This is getting interesting as investors continue to look for some indication all is well. The last two days of trading as been like watching paint dry. Nothing bad, but then nothing good relative to a follow through for the major indexes. I am not complaining mind you as it is better than some of the neurotic movement we have seen the last couple of months. For now we just remain on the patient side of the table and see how it unfolds moving forward.
Utilities bounced back from the selling gaining 2.3% on the day… what changed? The FOMC minutes offered some consolation that the Fed is unanimous on delaying the hike in interest rates to later rather than sooner. This offered some peace of mind relative to interest rates and that in turned helped investors feel more comfortable with the horizon and owning utility stocks at least for now. The sector holds support at the $44.75 level and $46.50 resistance on the bounce in the next hurdle to jump if the bounce is going to be anything more than a bounce. Still not a buyer or trader for now, willing to let it determine how it will flow short term. The FOMC minutes also helped the bond sector stop the downside move and hold for now. Still not sure it is out of the woods yet.
Industrials and consumer staples were higher on the day as the defensive sectors step up the buy side. The have also been lagging the other sectors in the current move and willing to see how this unfolds as well. If the defensive sectors take the lead that is not a good sign for the break higher and continuation of the uptrend.
Energy lost 1.1% on the day as crude moved down 2.9%. This is like the old Atari game Pong when you would have two paddles and a white ball on the screen you could hit back and forth like tennis except in slow motions. The challenge for energy remains the uncertainty relative to price and which direction crude will move. As with the broad markets… patience is the only advice we all need for now. It will unfold and the trades in the sector have worked well short term as we stated, but now we determine if there is any conviction behind the moves.
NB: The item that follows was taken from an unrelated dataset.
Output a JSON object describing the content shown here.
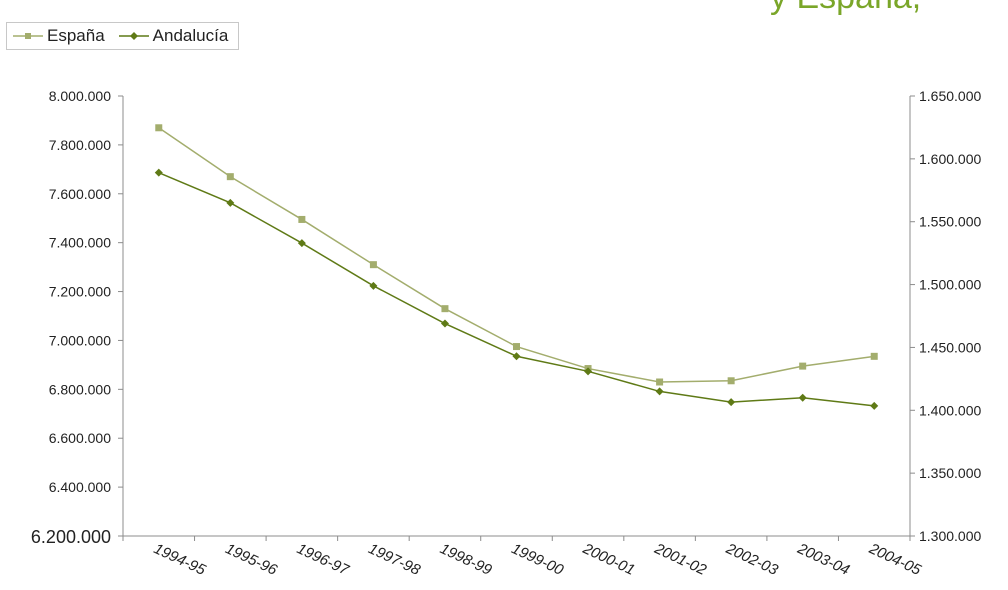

XLE held above the $80.50 level for one positive and we watch to see how tomorrow unfolds.
Financials gave up some ground on the day, but held above the $24.20 mark on the close. Watching for some upside in the sector as it remains a sector stuck in regulations and uncertainty about earnings. The regional banks offer some positives looking longer term if interest rates move higher. The drag today came on the heels of the FOMC minutes stating the Fed will be patient on hiking rates. Again with the Fed procrastinating nor offering some clarity in direction and time. Watch for the sector to hold support or it could push towards another test of the February lows.
TAN or solar has been one of the bright spots in energy sector, but fell after-hours on news and data from Solar City (SCTY). Semiconductors will have to deal with news from SunEdison (SUNE) which also disappointed on earnings. Both sectors had made solid moves towards the highs and were showing signs of leadership for the broader indexes.
Worry is still the buzzword of the day and we will watch to see if any new action takes place tomorrow or if we continue to tread water. Stay focused on the objective and manage your stops to control any downside risk should it arise.